The Finance Ministry on Monday predicted a 7 per cent GDP growth rate for India in financial year 2022-23 even as global headwinds are expected to take a toll. The ministry in its Monthly Economic Review also said that retail inflation will fall in line with wholesale inflation for January, which was lowest in 25 months.
It also forecast a drop in fiscal deficit, as services exports are expected to rise further, while consumption which relies on imports will be dropping.
The Monthly Economic Review said, “Amid a gloomy global outlook and rising borrowing costs, the real GDP in Q3 of 2022-23 registered a YoY growth of 4.4 per cent. Sequentially, the growth in Q3 over Q2 at 3.6 per cent is the same as Q2 over Q1, indicating the sustenance of growth momentum in the first nine months of the year. These estimates reaffirm the ability of the Indian economy to grow on the strength of its domestic demand even as a rise in global uncertainties slows global output. India’s Real GDP growth in 2022-23 is projected at 7 per cent by NSO, MoSPI in its 2nd Advance Estimates (AE), the same as in the 1st AE.”
The ministry further said that macroeconomic stability is likely to receive a further boost in FY23 as the current account deficit is set to narrow from the year-beginning estimates.
“The jump in net service exports over the previous year is a critical development as India increases its market share in both IT and non-IT services, whose demand has been triggered by the pandemic. Imports are also less costly now with the easing of global commodity prices. With a manageable current account deficit and a growth rate highest among the major economies in FY23, the Indian economy has shown a new-found resilience in sailing through the turbulence caused by the pandemic and geopolitical stress,” the ministry said.
The finance ministry added that this will provide a much-needed cushion to India’s external sector at a time when the Fed is likely to raise rates further and ensure that India’s external finances are not a major cause of concern.

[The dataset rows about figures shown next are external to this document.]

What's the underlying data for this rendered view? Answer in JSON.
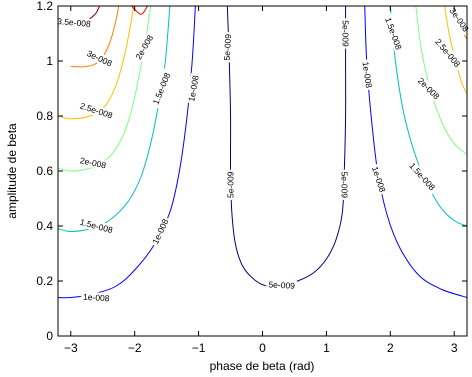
{
  "chart_data": {
    "type": "contour",
    "title": "",
    "xlabel": "phase de beta (rad)",
    "ylabel": "amplitude de beta",
    "xlim": [
      -3.2,
      3.2
    ],
    "ylim": [
      0,
      1.2
    ],
    "x_ticks": [
      -3,
      -2,
      -1,
      0,
      1,
      2,
      3
    ],
    "x_tick_labels": [
      "−3",
      "−2",
      "−1",
      "0",
      "1",
      "2",
      "3"
    ],
    "y_ticks": [
      0,
      0.2,
      0.4,
      0.6,
      0.8,
      1.0,
      1.2
    ],
    "y_tick_labels": [
      "0",
      "0.2",
      "0.4",
      "0.6",
      "0.8",
      "1",
      "1.2"
    ],
    "grid": false,
    "legend": "none",
    "levels": [
      {
        "label": "5e-009",
        "color": "#00007f",
        "curves": [
          [
            [
              -0.55,
              1.2
            ],
            [
              -0.52,
              1.0
            ],
            [
              -0.5,
              0.8
            ],
            [
              -0.5,
              0.6
            ],
            [
              -0.48,
              0.45
            ],
            [
              -0.42,
              0.33
            ],
            [
              -0.3,
              0.25
            ],
            [
              -0.1,
              0.2
            ],
            [
              0.1,
              0.18
            ],
            [
              0.3,
              0.185
            ],
            [
              0.55,
              0.2
            ],
            [
              0.8,
              0.23
            ],
            [
              1.0,
              0.28
            ],
            [
              1.15,
              0.35
            ],
            [
              1.25,
              0.45
            ],
            [
              1.28,
              0.6
            ],
            [
              1.3,
              0.8
            ],
            [
              1.3,
              1.0
            ],
            [
              1.3,
              1.2
            ]
          ]
        ],
        "labels": [
          {
            "x": -0.55,
            "y": 1.05,
            "angle": -87
          },
          {
            "x": -0.5,
            "y": 0.55,
            "angle": -90
          },
          {
            "x": 0.3,
            "y": 0.185,
            "angle": 3
          },
          {
            "x": 1.3,
            "y": 1.1,
            "angle": 90
          },
          {
            "x": 1.28,
            "y": 0.55,
            "angle": 90
          }
        ]
      },
      {
        "label": "1e-008",
        "color": "#0000ff",
        "curves": [
          [
            [
              -3.2,
              0.14
            ],
            [
              -3.0,
              0.14
            ],
            [
              -2.7,
              0.15
            ],
            [
              -2.3,
              0.18
            ],
            [
              -2.0,
              0.24
            ],
            [
              -1.7,
              0.33
            ],
            [
              -1.45,
              0.45
            ],
            [
              -1.3,
              0.6
            ],
            [
              -1.18,
              0.8
            ],
            [
              -1.1,
              1.0
            ],
            [
              -1.05,
              1.2
            ]
          ],
          [
            [
              1.6,
              1.2
            ],
            [
              1.63,
              1.0
            ],
            [
              1.7,
              0.8
            ],
            [
              1.8,
              0.6
            ],
            [
              1.95,
              0.44
            ],
            [
              2.15,
              0.32
            ],
            [
              2.45,
              0.22
            ],
            [
              2.8,
              0.17
            ],
            [
              3.2,
              0.14
            ]
          ]
        ],
        "labels": [
          {
            "x": -2.6,
            "y": 0.14,
            "angle": 3
          },
          {
            "x": -1.6,
            "y": 0.38,
            "angle": -65
          },
          {
            "x": -1.08,
            "y": 0.9,
            "angle": -80
          },
          {
            "x": 1.64,
            "y": 0.95,
            "angle": 82
          },
          {
            "x": 1.82,
            "y": 0.57,
            "angle": 72
          }
        ]
      },
      {
        "label": "1.5e-008",
        "color": "#00bfbf",
        "curves": [
          [
            [
              -3.2,
              0.39
            ],
            [
              -3.0,
              0.38
            ],
            [
              -2.7,
              0.39
            ],
            [
              -2.4,
              0.42
            ],
            [
              -2.1,
              0.49
            ],
            [
              -1.9,
              0.58
            ],
            [
              -1.75,
              0.7
            ],
            [
              -1.62,
              0.85
            ],
            [
              -1.52,
              1.0
            ],
            [
              -1.45,
              1.2
            ]
          ],
          [
            [
              2.0,
              1.2
            ],
            [
              2.08,
              1.0
            ],
            [
              2.22,
              0.8
            ],
            [
              2.45,
              0.62
            ],
            [
              2.75,
              0.48
            ],
            [
              3.0,
              0.42
            ],
            [
              3.2,
              0.4
            ]
          ]
        ],
        "labels": [
          {
            "x": -2.6,
            "y": 0.4,
            "angle": 15
          },
          {
            "x": -1.58,
            "y": 0.9,
            "angle": -68
          },
          {
            "x": 2.05,
            "y": 1.1,
            "angle": 70
          },
          {
            "x": 2.5,
            "y": 0.58,
            "angle": 48
          }
        ]
      },
      {
        "label": "2e-008",
        "color": "#7fff7f",
        "curves": [
          [
            [
              -3.2,
              0.61
            ],
            [
              -3.0,
              0.6
            ],
            [
              -2.7,
              0.61
            ],
            [
              -2.4,
              0.65
            ],
            [
              -2.2,
              0.72
            ],
            [
              -2.05,
              0.82
            ],
            [
              -1.92,
              0.96
            ],
            [
              -1.8,
              1.12
            ],
            [
              -1.75,
              1.2
            ]
          ],
          [
            [
              2.4,
              1.2
            ],
            [
              2.48,
              1.05
            ],
            [
              2.62,
              0.9
            ],
            [
              2.82,
              0.77
            ],
            [
              3.0,
              0.7
            ],
            [
              3.2,
              0.66
            ]
          ]
        ],
        "labels": [
          {
            "x": -2.65,
            "y": 0.63,
            "angle": 12
          },
          {
            "x": -1.85,
            "y": 1.05,
            "angle": -60
          },
          {
            "x": 2.6,
            "y": 0.9,
            "angle": 45
          }
        ]
      },
      {
        "label": "2.5e-008",
        "color": "#ffbf00",
        "curves": [
          [
            [
              -3.2,
              0.8
            ],
            [
              -3.0,
              0.79
            ],
            [
              -2.7,
              0.8
            ],
            [
              -2.45,
              0.84
            ],
            [
              -2.28,
              0.92
            ],
            [
              -2.15,
              1.03
            ],
            [
              -2.05,
              1.15
            ],
            [
              -2.02,
              1.2
            ]
          ],
          [
            [
              2.85,
              1.2
            ],
            [
              2.92,
              1.1
            ],
            [
              3.02,
              1.0
            ],
            [
              3.12,
              0.92
            ],
            [
              3.2,
              0.88
            ]
          ]
        ],
        "labels": [
          {
            "x": -2.6,
            "y": 0.82,
            "angle": 18
          },
          {
            "x": 2.9,
            "y": 1.03,
            "angle": 50
          }
        ]
      },
      {
        "label": "3e-008",
        "color": "#ff7f00",
        "curves": [
          [
            [
              -3.0,
              0.98
            ],
            [
              -2.75,
              0.98
            ],
            [
              -2.55,
              1.0
            ],
            [
              -2.4,
              1.06
            ],
            [
              -2.3,
              1.14
            ],
            [
              -2.25,
              1.2
            ]
          ],
          [
            [
              3.0,
              1.2
            ],
            [
              3.1,
              1.12
            ],
            [
              3.2,
              1.08
            ]
          ]
        ],
        "labels": [
          {
            "x": -2.55,
            "y": 1.01,
            "angle": 25
          },
          {
            "x": 3.08,
            "y": 1.15,
            "angle": 55
          }
        ]
      },
      {
        "label": "3.5e-008",
        "color": "#7f0000",
        "curves": [
          [
            [
              -3.2,
              1.14
            ],
            [
              -3.0,
              1.13
            ],
            [
              -2.8,
              1.14
            ],
            [
              -2.62,
              1.17
            ],
            [
              -2.55,
              1.2
            ]
          ]
        ],
        "labels": [
          {
            "x": -2.95,
            "y": 1.14,
            "angle": 5
          }
        ]
      },
      {
        "label": "",
        "color": "#ff0000",
        "curves": [
          [
            [
              -2.05,
              1.2
            ],
            [
              -1.9,
              1.17
            ],
            [
              -1.8,
              1.2
            ]
          ]
        ],
        "labels": []
      }
    ]
  }
}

The economic review noted that falling international commodity prices and government measures have aided in easing inflationary pressures.
"With WPI inflation declining to a 25-month low, its transmission to CPI inflation is soon expected. Household inflation expectations remained anchored, as seen in the January 2023 round of RBI’s Households' Inflation Expectations Survey," it said.
The inflation trajectory will likely be determined by extreme weather conditions like heatwaves and the possibility of an El Nino year, volatility in international commodity prices, and pass-through of input costs to output prices.
The ministry said, “Forecasts by various international agencies show that inflation in India will moderate in FY24 compared to FY23 and is likely to remain in the range of 5.0-6.0 per cent, with risks evenly balanced.”
“The Russia-Ukraine conflict and tightening of monetary policy have again brought the issue of corporate debt vulnerabilities to the fore. This is after the Covid-19 pandemic had directly impacted the balance sheets of the corporate sector globally, which were already highly leveraged. With back-to-back shocks, the risk of a spillover of the stressed balance sheets of the corporates to the balance sheets of financial institutions has risen,” the ministry said.
However, the report added that India is one of the few countries that have a lower corporate debt as a percentage of the GDP in Q3 of 2022 as compared to the corresponding quarter in 2008.
Apart from the lowering of debt coinciding with the deleveraging phase in the credit cycle, a declining trend observed since mid-2021 is a reflection of a relatively less debt-financed strong recovery of India’s economy, the report said.